# Confusion between pneumonia and pleural effusion



## onecrazykid108 (Jul 9, 2010)

My professor said pneumonia is fluid in the lungs, but my book says pleural effusion is fluid in the lungs. Whats the difference?

Did my teacher make a mistake?


----------



## lightsandsirens5 (Jul 9, 2010)

> My professor said pneumonia is fluid in the lungs, but my book says pleural effusion is fluid in the lungs. Whats the difference?
> 
> Did my teacher make a mistake?


 
Nawwww.......you got a slight misunderstanding there.

Pneumonia is an innflamation of the lung(s) usually accompanied by alveolar fluid build-up, i.e. "fluid in the lung(s)" Can be either viral, bacterial, parasitic, and occasionnaly idiopathic.

Pleural Effusion is a build-up of fluid in the pleural space surrounding the outside of the lungs.
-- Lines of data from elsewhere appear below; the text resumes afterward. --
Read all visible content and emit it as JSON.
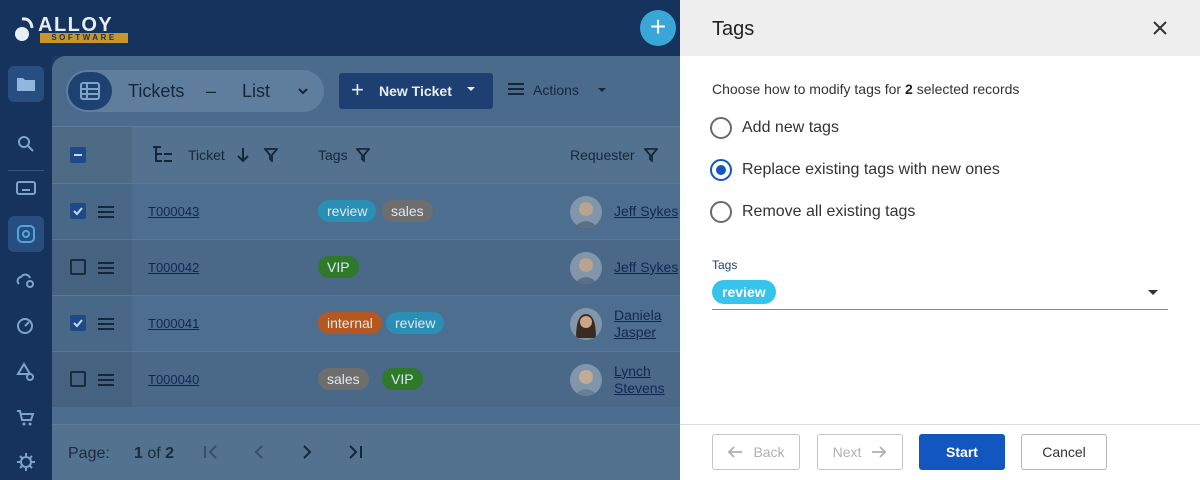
{
  "app": {
    "logo_text": "ALLOY",
    "logo_sub": "SOFTWARE",
    "accent": "#3aa6d8",
    "brand_gold": "#c9962a",
    "fab_label": "+"
  },
  "sidebar": {
    "items": [
      {
        "name": "folder-icon",
        "active": true
      },
      {
        "name": "search-icon",
        "active": false
      },
      {
        "name": "ticket-icon",
        "active": false
      },
      {
        "name": "service-icon",
        "active": true
      },
      {
        "name": "cloud-gear-icon",
        "active": false
      },
      {
        "name": "dashboard-gear-icon",
        "active": false
      },
      {
        "name": "shapes-gear-icon",
        "active": false
      },
      {
        "name": "cart-gear-icon",
        "active": false
      },
      {
        "name": "virus-icon",
        "active": false
      }
    ]
  },
  "header": {
    "title": "Tickets",
    "separator": "–",
    "view": "List",
    "new_ticket": "New Ticket",
    "new_ticket_plus": "+",
    "actions": "Actions"
  },
  "table": {
    "columns": [
      "Ticket",
      "Tags",
      "Requester"
    ],
    "rows": [
      {
        "id": "T000043",
        "selected": true,
        "tags": [
          {
            "label": "review",
            "color": "#2a8fb5"
          },
          {
            "label": "sales",
            "color": "#6e6e6e"
          }
        ],
        "requester": "Jeff Sykes"
      },
      {
        "id": "T000042",
        "selected": false,
        "tags": [
          {
            "label": "VIP",
            "color": "#2e7a2a"
          }
        ],
        "requester": "Jeff Sykes"
      },
      {
        "id": "T000041",
        "selected": true,
        "tags": [
          {
            "label": "internal",
            "color": "#b5581f"
          },
          {
            "label": "review",
            "color": "#2a8fb5"
          }
        ],
        "requester": "Daniela Jasper",
        "requester_lines": [
          "Daniela",
          "Jasper"
        ]
      },
      {
        "id": "T000040",
        "selected": false,
        "tags": [
          {
            "label": "sales",
            "color": "#6e6e6e"
          },
          {
            "label": "VIP",
            "color": "#2e7a2a"
          }
        ],
        "requester": "Lynch Stevens",
        "requester_lines": [
          "Lynch",
          "Stevens"
        ]
      }
    ]
  },
  "pager": {
    "label": "Page:",
    "current": "1",
    "of_text": "of",
    "total": "2"
  },
  "dialog": {
    "title": "Tags",
    "description_prefix": "Choose how to modify tags for",
    "selected_count": "2",
    "description_suffix": "selected records",
    "options": [
      {
        "label": "Add new tags",
        "selected": false
      },
      {
        "label": "Replace existing tags with new ones",
        "selected": true
      },
      {
        "label": "Remove all existing tags",
        "selected": false
      }
    ],
    "field_label": "Tags",
    "field_value": "review",
    "field_chip_color": "#36c3ec",
    "buttons": {
      "back": "Back",
      "next": "Next",
      "start": "Start",
      "cancel": "Cancel"
    },
    "primary_color": "#1257c0"
  }
}
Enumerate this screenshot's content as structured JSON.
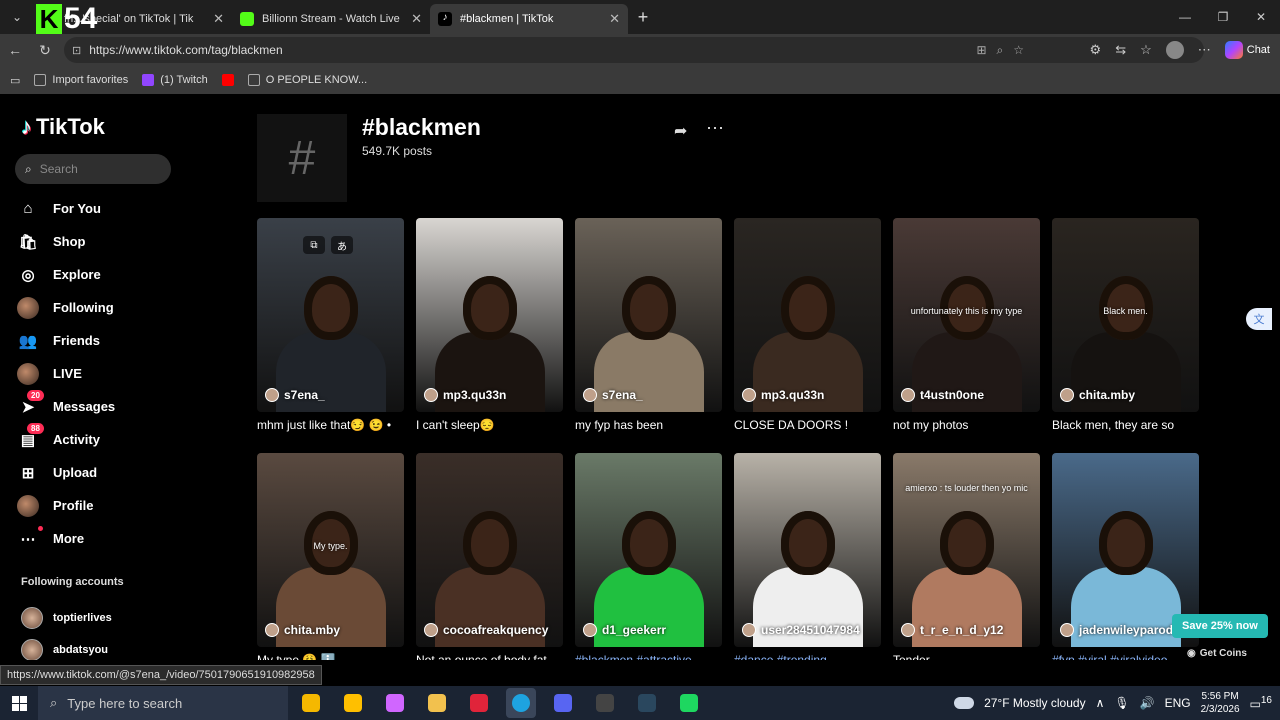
{
  "browser": {
    "tabs": [
      {
        "label": "fri...'special' on TikTok | Tik",
        "favicon_color": "#000000",
        "active": false
      },
      {
        "label": "Billionn Stream - Watch Live on Ki",
        "favicon_color": "#53fc18",
        "active": false
      },
      {
        "label": "#blackmen | TikTok",
        "favicon_color": "#000000",
        "active": true
      }
    ],
    "overlay_badge": {
      "letter": "K",
      "number": "54"
    },
    "url": "https://www.tiktok.com/tag/blackmen",
    "chat_label": "Chat",
    "favorites": [
      {
        "label": "Import favorites",
        "color": "#888888"
      },
      {
        "label": "(1) Twitch",
        "color": "#9146ff"
      },
      {
        "label": "",
        "color": "#ff0000"
      },
      {
        "label": "O PEOPLE KNOW...",
        "color": "#888888"
      }
    ],
    "status_url": "https://www.tiktok.com/@s7ena_/video/7501790651910982958"
  },
  "tiktok": {
    "logo_text": "TikTok",
    "search_placeholder": "Search",
    "nav": [
      {
        "label": "For You",
        "icon": "home-icon"
      },
      {
        "label": "Shop",
        "icon": "shop-icon"
      },
      {
        "label": "Explore",
        "icon": "compass-icon"
      },
      {
        "label": "Following",
        "icon": "avatar-icon"
      },
      {
        "label": "Friends",
        "icon": "friends-icon"
      },
      {
        "label": "LIVE",
        "icon": "avatar-icon"
      },
      {
        "label": "Messages",
        "icon": "send-icon",
        "badge": "20"
      },
      {
        "label": "Activity",
        "icon": "inbox-icon",
        "badge": "88"
      },
      {
        "label": "Upload",
        "icon": "plus-icon"
      },
      {
        "label": "Profile",
        "icon": "avatar-icon"
      },
      {
        "label": "More",
        "icon": "dots-icon"
      }
    ],
    "following_heading": "Following accounts",
    "following": [
      "toptierlives",
      "abdatsyou"
    ],
    "tag": {
      "title": "#blackmen",
      "posts": "549.7K posts"
    },
    "videos": [
      {
        "user": "s7ena_",
        "caption": "mhm just like that😏 😉 •",
        "bg": "#3a4048",
        "body": "#20242a",
        "tags": false
      },
      {
        "user": "mp3.qu33n",
        "caption": "I can't sleep😔",
        "bg": "#d9d6d2",
        "body": "#1b1410",
        "tags": false
      },
      {
        "user": "s7ena_",
        "caption": "my fyp has been",
        "bg": "#6a6258",
        "body": "#8a7a66",
        "tags": false
      },
      {
        "user": "mp3.qu33n",
        "caption": "CLOSE DA DOORS !",
        "bg": "#2a2622",
        "body": "#3a2a20",
        "tags": false,
        "overlay": ""
      },
      {
        "user": "t4ustn0one",
        "caption": "not my photos",
        "bg": "#4a3a36",
        "body": "#201816",
        "tags": false,
        "overlay": "unfortunately this is my type"
      },
      {
        "user": "chita.mby",
        "caption": "Black men, they are so",
        "bg": "#2a2520",
        "body": "#151210",
        "tags": false,
        "overlay": "Black men."
      },
      {
        "user": "chita.mby",
        "caption": "My type 😩 ℹ️",
        "bg": "#5a4a40",
        "body": "#6a4a36",
        "tags": false,
        "overlay": "My type."
      },
      {
        "user": "cocoafreakquency",
        "caption": "Not an ounce of body fat",
        "bg": "#3a2e28",
        "body": "#4a3024",
        "tags": false
      },
      {
        "user": "d1_geekerr",
        "caption": "#blackmen #attractive",
        "bg": "#6a7a68",
        "body": "#20c040",
        "tags": true
      },
      {
        "user": "user28451047984",
        "caption": "#dance #trending",
        "bg": "#b8b2a8",
        "body": "#eeeeee",
        "tags": true
      },
      {
        "user": "t_r_e_n_d_y12",
        "caption": "Tender.",
        "bg": "#8a7a6a",
        "body": "#b07a60",
        "tags": false,
        "overlay": "amierxo : ts louder then yo mic"
      },
      {
        "user": "jadenwileyparod",
        "caption": "#fyp #viral #viralvideo",
        "bg": "#4a6a8a",
        "body": "#7ab8d8",
        "tags": true
      }
    ],
    "save_button": "Save 25% now",
    "get_coins": "Get Coins"
  },
  "taskbar": {
    "search_placeholder": "Type here to search",
    "weather": "27°F  Mostly cloudy",
    "lang": "ENG",
    "time": "5:56 PM",
    "date": "2/3/2026",
    "notif_count": "16",
    "apps": [
      {
        "name": "copilot-app-icon",
        "color": "#f5b800"
      },
      {
        "name": "store-app-icon",
        "color": "#ffbf00"
      },
      {
        "name": "color-app-icon",
        "color": "#d066ff"
      },
      {
        "name": "explorer-app-icon",
        "color": "#f2c14e"
      },
      {
        "name": "wps-app-icon",
        "color": "#e0243a"
      },
      {
        "name": "edge-app-icon",
        "color": "#1ea3e0"
      },
      {
        "name": "discord-app-icon",
        "color": "#5865f2"
      },
      {
        "name": "obs-app-icon",
        "color": "#444444"
      },
      {
        "name": "steam-app-icon",
        "color": "#2a475e"
      },
      {
        "name": "spotify-app-icon",
        "color": "#1ed760"
      }
    ]
  }
}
It is usually caused by other pre-existing conditions; bacterial pneumonia, cancer, PE, left ventricular faleure, etc.

Both are bad.


----------



## clibb (Jul 9, 2010)

lightsandsirens5 said:


> Pleural Effusion is a build-up of fluid in the pleural space surrounding the outside of the lungs. It is usually caused by other pre-existing conditions; bacterial pneumonia, cancer, PE, left ventricular faleure, etc.



The fluid would be one of the reasons why these conditions are misdiagnosed???

My friend's mom's doctor diagnosed her with the flu when she actually had a Pulmonary Embolism... He didn't do any tests, just looked at symptoms.

When my aunt was at the hospital in Sweden after a Brain Aneurysm, she was telling my father she was experiencing great pain when she breathed in and out. Also she was coughing a lot (fluids). Of course my dad asked me what I thought it was. Being taught to think the worst; I thought PE. He called the nurse and he told my father to not tell him how to do his job... The nurse called back after some testing and confirmed PE. 
Of course I would never tell someone how to do their job unless they are attaching AED pads to someone who is up and running a marathon, but I just thought that I would suggest...


----------